Women the targets
The abortion debate rages on, and the focus is exclusively on the choices pregnant women make. A woman’s decision can be extremely difficult when considering aspects of the pregnancy (rape or health issues, for example) and her life situation.
But women don’t get pregnant without sperm from men. In addition, some men get multiple women pregnant.
Consequently, I am bewildered why there is not as much outrage about the lack of research on contraceptive options for men so they can take more responsibility to prevent pregnancies.
But then I realize that most legislatures are made up predominantly of men. In this context, women are often viewed as the evil ones while men are the valiant crusaders for the unborn babies, conveniently ignoring the fact that they are the initial cause of the “problem” — literally.
Getting sexually active men on contraceptives to prevent pregnancies seems an obvious thing to do. But why would they want to change what they do when they can put all the blame on women? We certainly wouldn’t want to legislate what men do with their bodies.
We settled this
When will our leaders understand and learn? If a woman does or does not have an abortion:
▪ It is the business of only her and her significant other.
▪ It will have no effect on the important issues in this country: the economy, giving everyone better health care, jobs, wages, immigration reform — you know, the things our government should be working on.
I am 69 years old, and I thought this subject was settled back in the 1970s.
Enough is enough. The government needs to move on to more important issues.
I hope Gov. Mike Parson, state Rep. Vic Allred and state Sen. Tony Luetkemeyer will reconsider the legislation that passed the state Senate at 3 a.m. Thursday.
As a mom who is about to send away a college freshman, I fear for her, given the crisis of sexual assault on college campuses. My daughter is studying speech and language pathology to work with autistic kids like her brother — whose life was changed by a speech-language pathologist.
Should my daughter fall victim to an assault that leaves her pregnant, not only could her future be affected, but it could potentially prevent her from completing school and filling a vital role for kids with different abilities.
There is an empathy gap in passing legislation to protect fetuses when we have children who go hungry and citizens who become bankrupt from the staggering costs of health care. Just in the last year, I have donated to our wealthy school district to help buy food backpacks for impoverished students and to help pay for the lunches of students who find themselves with negative balances in their cafeteria accounts. I am, in effect, subsidizing a woefully inadequate safety net.
My hope is that compassion for those who will be adversely affected will win and that cooler heads will prevail.
Voices left out
As a resident of Missouri, I strongly oppose the proposed abortion bill passed by the Missouri Senate early Thursday morning. This bill does not promote life, but would instead result in many unsafe abortions and force victims of rape to carry the child of their rapist without any say about whether they want to have a child.
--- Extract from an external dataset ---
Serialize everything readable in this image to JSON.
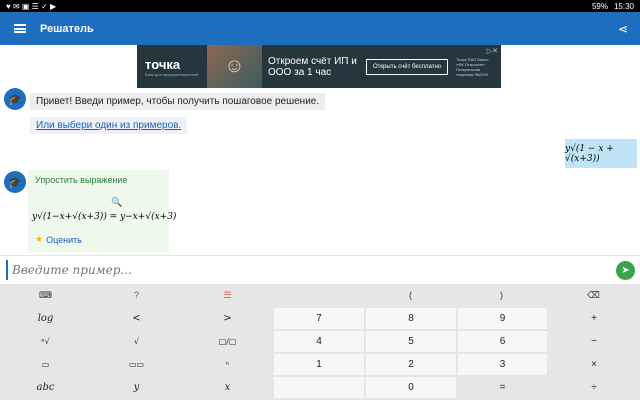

This is an extremely dangerous proposal for women across the state of Missouri. If we want to truly protect children and promote life, we should make health care more affordable. Provide more funding for education and provide more affordable childcare.
This bill would impact marginalized women and children the most. It is an attack on our health and rights as women.
The front-page story May 12 about Lincoln College Preparatory Academy brought back memories of the community’s concerns in the 1980s. (“Historically black Lincoln Prep is evolving. But is the change progress or loss?”)
I taught at Lincoln from 1967 to 1999. We made a video — a student council production — that interviewed the most famous people who had attended Lincoln. I found those students very inspiring.
I frequently see letters complaining about the state of our highways, bridges and streets. Two culprits damage our roadways the most: weather and weight.
Weather extremes coming in short periods cause the roads to expand and contract and allow water into the crevices. When this freezes with nowhere to go, the road cracks and then begins the process of deterioration.
As a retired lieutenant with the Missouri State Highway Patrol, I know that weight is something we can control. Before the early 1980s, the maximum gross weight of trucks was 73,280 pounds. The Reagan administration decided that Missouri was interfering with interstate commerce because other states followed the federal limit of 80,000 pounds, and it forced us to expand our weight limits. This was a complicated change and involved other changes that benefited the trucking industry at the expense of our roads.
Another change you may see but don’t notice often is what is known as bridge weight. It is a vehicle’s allowable weight based on the distance from the front axle to the back. So when you see a truck with a set of wheels at the rear with no obvious purpose, it is there to allow the truck to carry more weight.